В самом деле, как я не заметил раньше? Напрягая зрение, я как бы забыл о слухе. Но теперь я отчетливо слышал кашель различных тонов. Он доносился сразу со всех сторон.

Капитан говорил мне, что в сырых маркизских долинах свирепствует туберкулез. И он явно не преувеличивал. Среди спящих на террасе было немало больных чахоткой.

— Нет, — решительно сказал я, — это место не для нас.

— А что же делать с художником? — озабоченно спросила Мария-Тереза.

Мы решили еще раз попытаться уговорить его плыть с нами. Увы, безрезультатно. Все наши возражения он отметал изящными жестами, извергая при этом поток слов. Его перебил пронзительный гудок. Это пришла за нами «Теретаи».

Мы быстро попрощались с Альфредом; в знак сочувствия я подарил ему сочинение Бутиуса «Утешение философии», которое совершенно неожиданно обнаружил под одной из коек на шхуне.

— Добро пожаловать на выставку! — улыбаясь, сказал художник, когда мы в последний раз пожимали ему руку.

Мы прошли вброд через прибой и вскочили в лодку. Матросы тотчас навалились на весла и стали грести с таким рвением, точно тоже успели пресытиться Омоа. Вот за пальмами на берегу скрылись, идя под руку, художник и Хакапау. Альфред одиноко сидел на камне, почесывая затылок. Еще гудок, шхуна вышла из бухты, долина Омоа исчезла вдали.

4. Мы строим себе дом

И все-таки мы не зря побывали на Тахуате и Фату-Хиве. Теперь мы гораздо лучше представляли себе местные условия, знали, каких ошибок следует остерегаться, когда мы наконец сделаем выбор и приступим к строительству жилья.

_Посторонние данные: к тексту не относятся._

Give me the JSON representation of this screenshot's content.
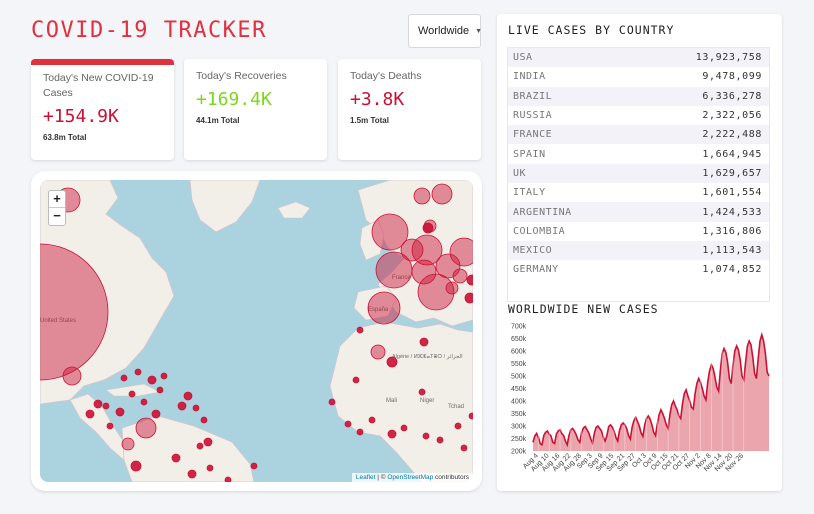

С самого начала мы понимали, что голыми руками райской жизни не создашь, и предусмотрительно запаслись инструментами, утварью, консервами, плащами, книгами. Правда, мы рассчитывали, что на Маркизских островах, как на Рароиа, нас будет поддерживать помощь и дружба островитян. Оказалось, ничего подобного не выйдет. Слишком много вероломства, неблагодарности и жестокости видели маркизцы со стороны белых, чтобы сохранить хоть какое-то теплое чувство к нашему брату. Мы их не упрекали. Скорее можно было удивляться тому, что безразличие не сменилось давным-давно активной ненавистью.

Пока шхуна, качаясь на волнах, словно усталая утка, шла на север, к Хива-Оа, мы с Марией-Терезой строили новые планы. Итак: нам нужно высокое место, поближе к солнцу и ветру, и в то же время подальше от деревни, чтобы не опасаться туберкулеза, слоновой и прочих болезней. Зато нам очень помогло бы соседство европейского поселенца. Мы во многом полные невежды, и опыт предшественника нам бы не помешал. Приступим к расчистке, начнем строить дом и одновременно закажем в Папеэте недостающее снаряжение. Все ясно. Вот только где найти идеальную долину, отвечающую всем нашим требованиям?